How the Federal Reserve Defies the Laws of Economics

For an agency run by economists, the Fed seems non-economic.  Its quantitative easing program--now snarfing up bonds at the rate of $85 billion a month--defies one of the basic premises of economics:  the concept of scarcity.  Scarcity is crucial to establishing price.  If something is available in infinite amounts, it has to be priced for free because there's no limit to supply.  Scarcity acts as a constraint, forcing prices up as demand increases.  Price increases in turn compel actors in the market to think and rethink the utility of the thing that's getting costlier, and adjust their use of it.

The problem with the Fed's QE program is that it's paid for with printed money.  In other words, to get the $85 billion it needs each month, the Fed simply makes a few electronic entries into its computer system and, voila, money blossoms.  There is no scarcity.  The Fed doesn't have to get the money from anywhere.  Unlike taxes or borrowings, no one else has less money when the Fed prints some. 

In times past, when central banks pulled such financial alchemy, inflation would flare.  By reducing the value of the currency, buying power would become scarcer and discipline would be imposed.

But today, there is very little inflation--and, indeed, central banks seem to want more.  Thus, there are no constraints on money printing.  And, by all indications, the Fed governors whose voices count intend to keep the printing presses rolling.

Numerous skeptical observers haven't been able to complete the journey to Wonderland and believe that there will be no cost to all this.  And the truth may be that there has been and will be costs.  At the first hints of tapering earlier this year, a number of emerging markets began tanking and some have tanked hard.  Real estate sales have slowed dramatically as longer term interest rates have risen and the real estate recovery may have stalled out.  Gold and silver have fallen sharply, and other commodities prices have eased back. 
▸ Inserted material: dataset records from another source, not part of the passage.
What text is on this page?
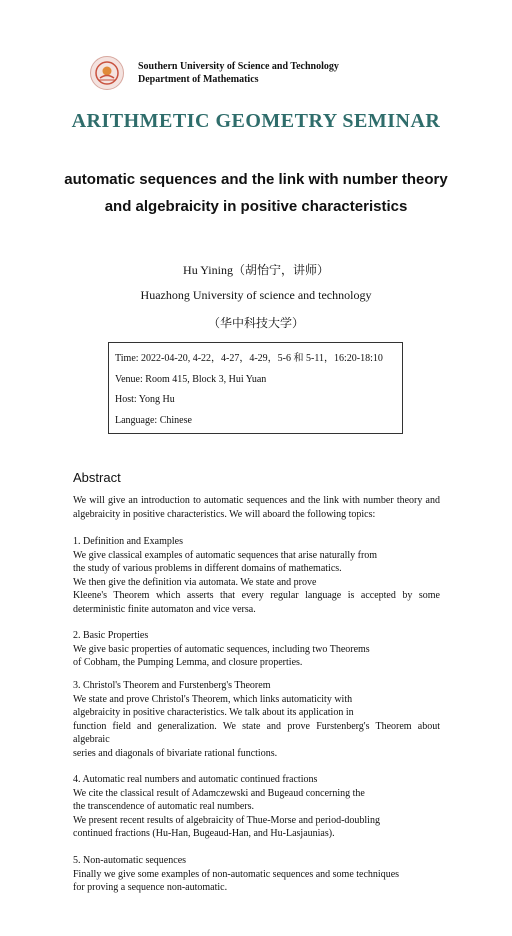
Southern University of Science and Technology
Department of Mathematics
ARITHMETIC GEOMETRY SEMINAR
automatic sequences and the link with number theory and algebraicity in positive characteristics
Hu Yining（胡怡宁，讲师）
Huazhong University of science and technology
（华中科技大学）
Time: 2022-04-20, 4-22，4-27，4-29，5-6 和 5-11，16:20-18:10
Venue: Room 415, Block 3, Hui Yuan
Host: Yong Hu
Language: Chinese
Abstract
We will give an introduction to automatic sequences and the link with number theory and algebraicity in positive characteristics. We will aboard the following topics:
1. Definition and Examples
We give classical examples of automatic sequences that arise naturally from
the study of various problems in different domains of mathematics.
We then give the definition via automata. We state and prove
Kleene's Theorem which asserts that every regular language is accepted by some deterministic finite automaton and vice versa.
2. Basic Properties
We give basic properties of automatic sequences, including two Theorems
of Cobham, the Pumping Lemma, and closure properties.
3. Christol's Theorem and Furstenberg's Theorem
We state and prove Christol's Theorem, which links automaticity with
algebraicity in positive characteristics. We talk about its application in
function field and generalization. We state and prove Furstenberg's Theorem about algebraic
series and diagonals of bivariate rational functions.
4. Automatic real numbers and automatic continued fractions
We cite the classical result of Adamczewski and Bugeaud concerning the
the transcendence of automatic real numbers.
We present recent results of algebraicity of Thue-Morse and period-doubling
continued fractions (Hu-Han, Bugeaud-Han, and Hu-Lasjaunias).
5. Non-automatic sequences
Finally we give some examples of non-automatic sequences and some techniques
for proving a sequence non-automatic.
The Fed seems to have not really noticed that monetary policy now affects asset values more than consumer prices.  The tech stock boom and bust, the real estate and mortgage boom and bust, and the 2008 financial crisis can all be traced in part back to very generous Fed easy credit policies.  Central banks may be unable to foster inflation, perhaps for reasons that aren't fully understood yet.  But they can foster asset bubbles, and that's a strong reason for easing out of the QE business.  The last thing we need is to again have more government sponsored asset bubbles.